I think that one of the narrative themes of the progressive era that spawned our modern state is the deliberate smashing of the poor and, in particular, of the “petty capitalism” that sustained them. One of the things I get from reading through the hugely influential London Labour And The London Poor by the reformist activist Henry Mayhew is a horror of the poor, as he describes the costermongers and hawkers and small underclass production businesses which sustained them. The poor had to be done away with and replaced with something more acceptable to higher class tastes and, by all kinds of social activism and regulation they were, to a large extent, done away with as, their petty capitalism squeezed out by the State, they were dragooned into a compliant workforce for factories run by bewhiskered, interfering philanthropists who voted for Victorian Nick Cleggs. And in the end, they all got their council flats and a better wage, and all they had to give in return was their spirit.

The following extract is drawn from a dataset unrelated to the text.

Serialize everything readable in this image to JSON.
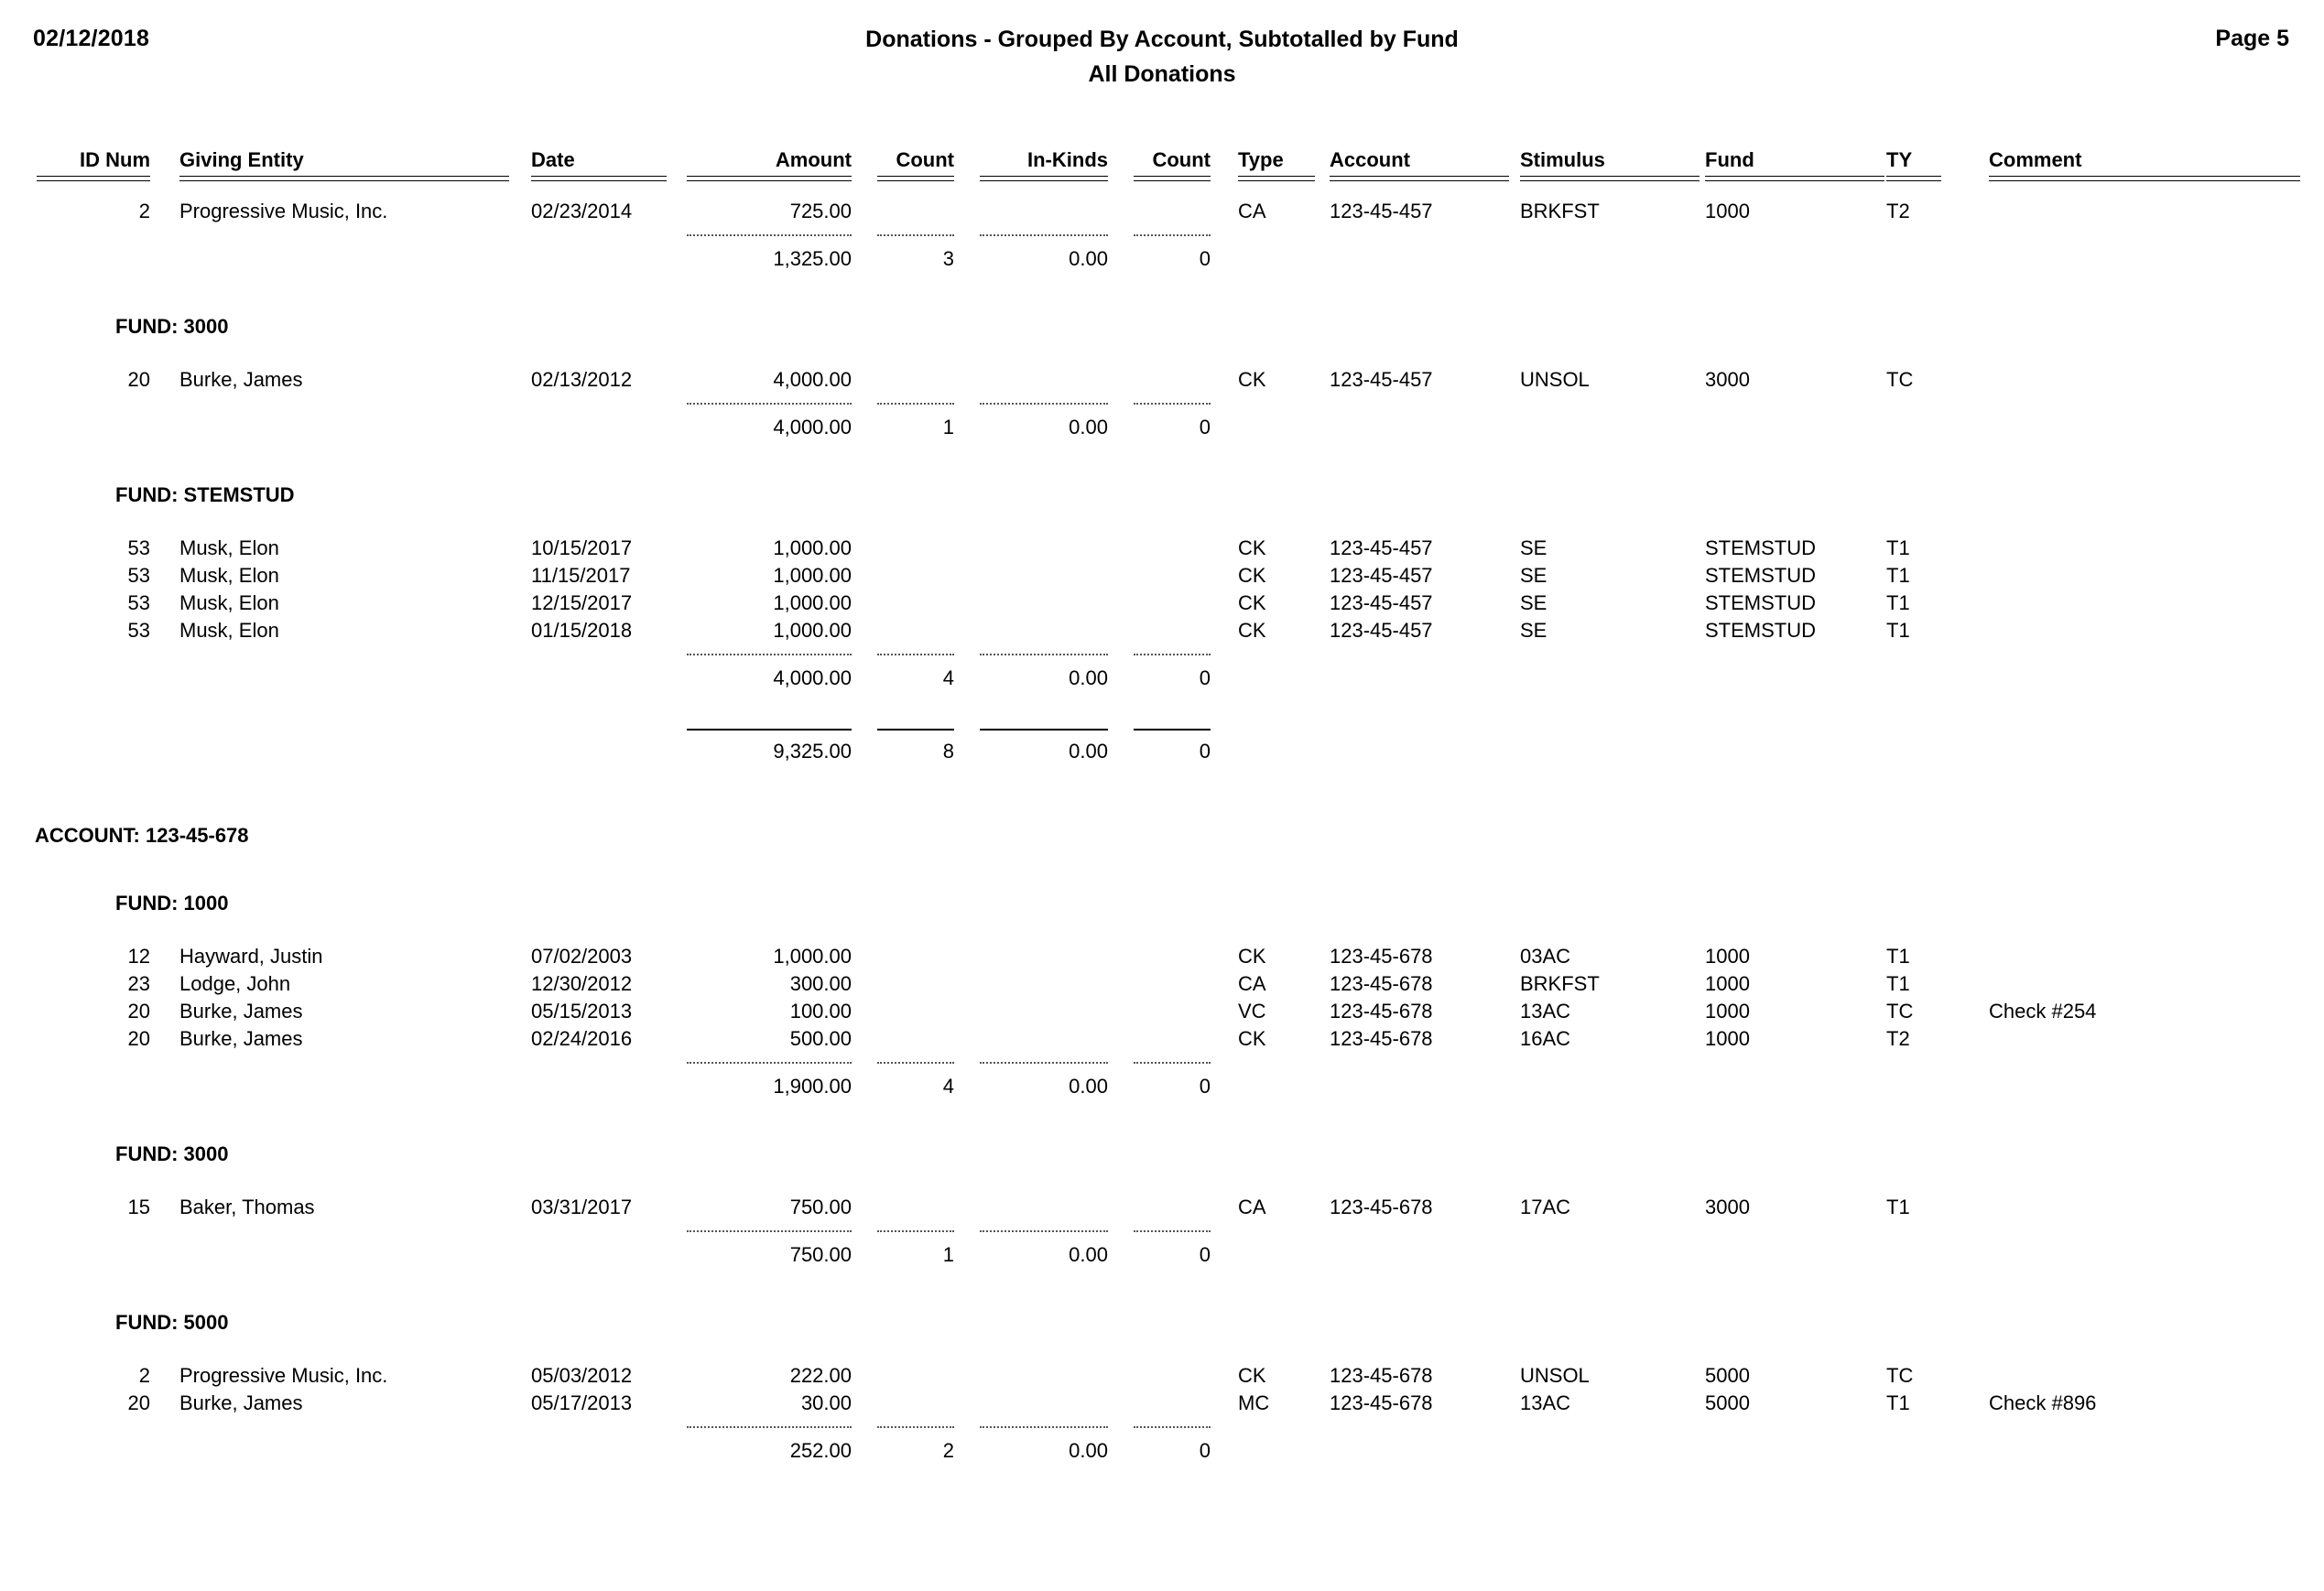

Now don’t think this is some kind of hymn of praise for the slums. They were ghastly, and nobody wants them back. But the Victorian Era was the most difficult era for free markets- when the howling mass poverty that had dogged the mass of humanity for all history was starting to lift due to, for the first time ever, a steady, sustained increase in human productive capacity. There was bound to be such a dark period for a civilisation moving from low production agrarianism to urbanised industrialism (since there were no more advanced countries around and about whose technologies could offer a shortcut, as we can to the inhabitants of poor countries today). That poverty created a breeding ground for the reformists who, even if they could not get the peoples’ compliance, could use the mere existence of those people as leverage to Get Something Done, even if that Something was throwing ungrateful poor people out of their homes.
If we had made it through that bear trap of a period, the poverty would have gone anyway, without the social handouts and millions trapped on welfare. And we’d still be a nation of proud individualists, like those people of the Old Nichol, instead of being a nation who look to the State to fix every little damned problem we perceive.